Opinion
July 1, 1997
Appeal from the Supreme Court, Bronx County (Alan Saks, J.).
Plaintiff's Labor Law §§ 200 and 241 (6) claims should have been dismissed as a matter of law based on his concession that the owner exercised no supervisory control over the job site and his failure to allege a violation of any specific provision of the Industrial Code ( Comes v. New York State Elec. Gas Corp., 82 N.Y.2d 876, 877, 878). While the deposition testimony of the employer's officer described an activity that presented no elevation-related risks ( see, e.g., Rodriguez v. Tietz Ctr. for Nursing Care, 84 N.Y.2d 841; Corsaro v. Mt. Calvary Cemetery, 214 A.D.2d 950), such evidence, although always within the employer's control, was not offered in connection with the original motions for summary judgment, and no excuse is offered for the failure to have done so. The illegible C-2 form is hardly sufficient to show that the employer's version of the accident was before the IAS Court on the original motions. Accordingly, the employer's motion for renewal was properly denied ( see, Forteau v.

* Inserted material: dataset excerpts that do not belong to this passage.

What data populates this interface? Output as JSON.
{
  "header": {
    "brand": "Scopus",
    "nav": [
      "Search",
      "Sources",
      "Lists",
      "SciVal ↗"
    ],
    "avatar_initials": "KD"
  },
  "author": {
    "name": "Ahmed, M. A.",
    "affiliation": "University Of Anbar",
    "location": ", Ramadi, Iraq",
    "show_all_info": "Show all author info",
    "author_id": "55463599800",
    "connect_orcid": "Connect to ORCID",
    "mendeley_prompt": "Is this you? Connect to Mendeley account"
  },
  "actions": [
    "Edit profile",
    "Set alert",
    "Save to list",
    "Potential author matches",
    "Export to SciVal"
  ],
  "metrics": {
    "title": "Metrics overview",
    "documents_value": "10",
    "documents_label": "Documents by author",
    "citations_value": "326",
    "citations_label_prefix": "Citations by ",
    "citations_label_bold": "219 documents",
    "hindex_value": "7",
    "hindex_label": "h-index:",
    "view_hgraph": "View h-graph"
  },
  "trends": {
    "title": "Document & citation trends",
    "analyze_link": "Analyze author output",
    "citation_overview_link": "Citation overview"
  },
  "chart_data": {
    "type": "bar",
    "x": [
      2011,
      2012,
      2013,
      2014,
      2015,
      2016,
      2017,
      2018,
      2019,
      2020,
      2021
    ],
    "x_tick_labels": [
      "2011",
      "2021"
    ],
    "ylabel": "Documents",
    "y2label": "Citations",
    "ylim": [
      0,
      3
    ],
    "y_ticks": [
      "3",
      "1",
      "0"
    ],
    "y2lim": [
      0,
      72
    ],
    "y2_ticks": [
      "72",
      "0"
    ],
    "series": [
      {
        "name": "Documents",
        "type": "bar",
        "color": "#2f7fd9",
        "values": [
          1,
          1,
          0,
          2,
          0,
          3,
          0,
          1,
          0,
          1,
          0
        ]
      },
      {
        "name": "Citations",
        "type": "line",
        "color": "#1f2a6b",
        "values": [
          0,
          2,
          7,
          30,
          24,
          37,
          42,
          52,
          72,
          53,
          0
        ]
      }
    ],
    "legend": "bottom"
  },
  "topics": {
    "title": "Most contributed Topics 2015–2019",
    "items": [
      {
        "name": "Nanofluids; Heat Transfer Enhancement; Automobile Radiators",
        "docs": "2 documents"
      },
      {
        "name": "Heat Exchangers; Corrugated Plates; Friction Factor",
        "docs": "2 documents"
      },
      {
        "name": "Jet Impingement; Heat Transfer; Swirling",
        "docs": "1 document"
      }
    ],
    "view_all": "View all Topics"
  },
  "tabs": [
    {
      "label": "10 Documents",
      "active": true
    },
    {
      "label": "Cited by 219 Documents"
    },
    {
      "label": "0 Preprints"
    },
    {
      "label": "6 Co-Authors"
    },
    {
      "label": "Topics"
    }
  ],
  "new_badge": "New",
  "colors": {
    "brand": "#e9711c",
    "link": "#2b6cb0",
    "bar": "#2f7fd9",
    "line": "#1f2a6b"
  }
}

Westchester County, 227 A.D.2d 245; Lee v. Ogden Allied Maintenance Corp., 226 A.D.2d 226, lv dismissed 89 N.Y.2d 916). Absent the newly proffered evidence, we perceive no issues of credibility pertinent to plaintiff's claim that he was injured by materials that fell off the scaffold he was moving.
Concur — Rosenberger, J. P., Nardelli, Rubin, Williams and Mazzarelli, JJ.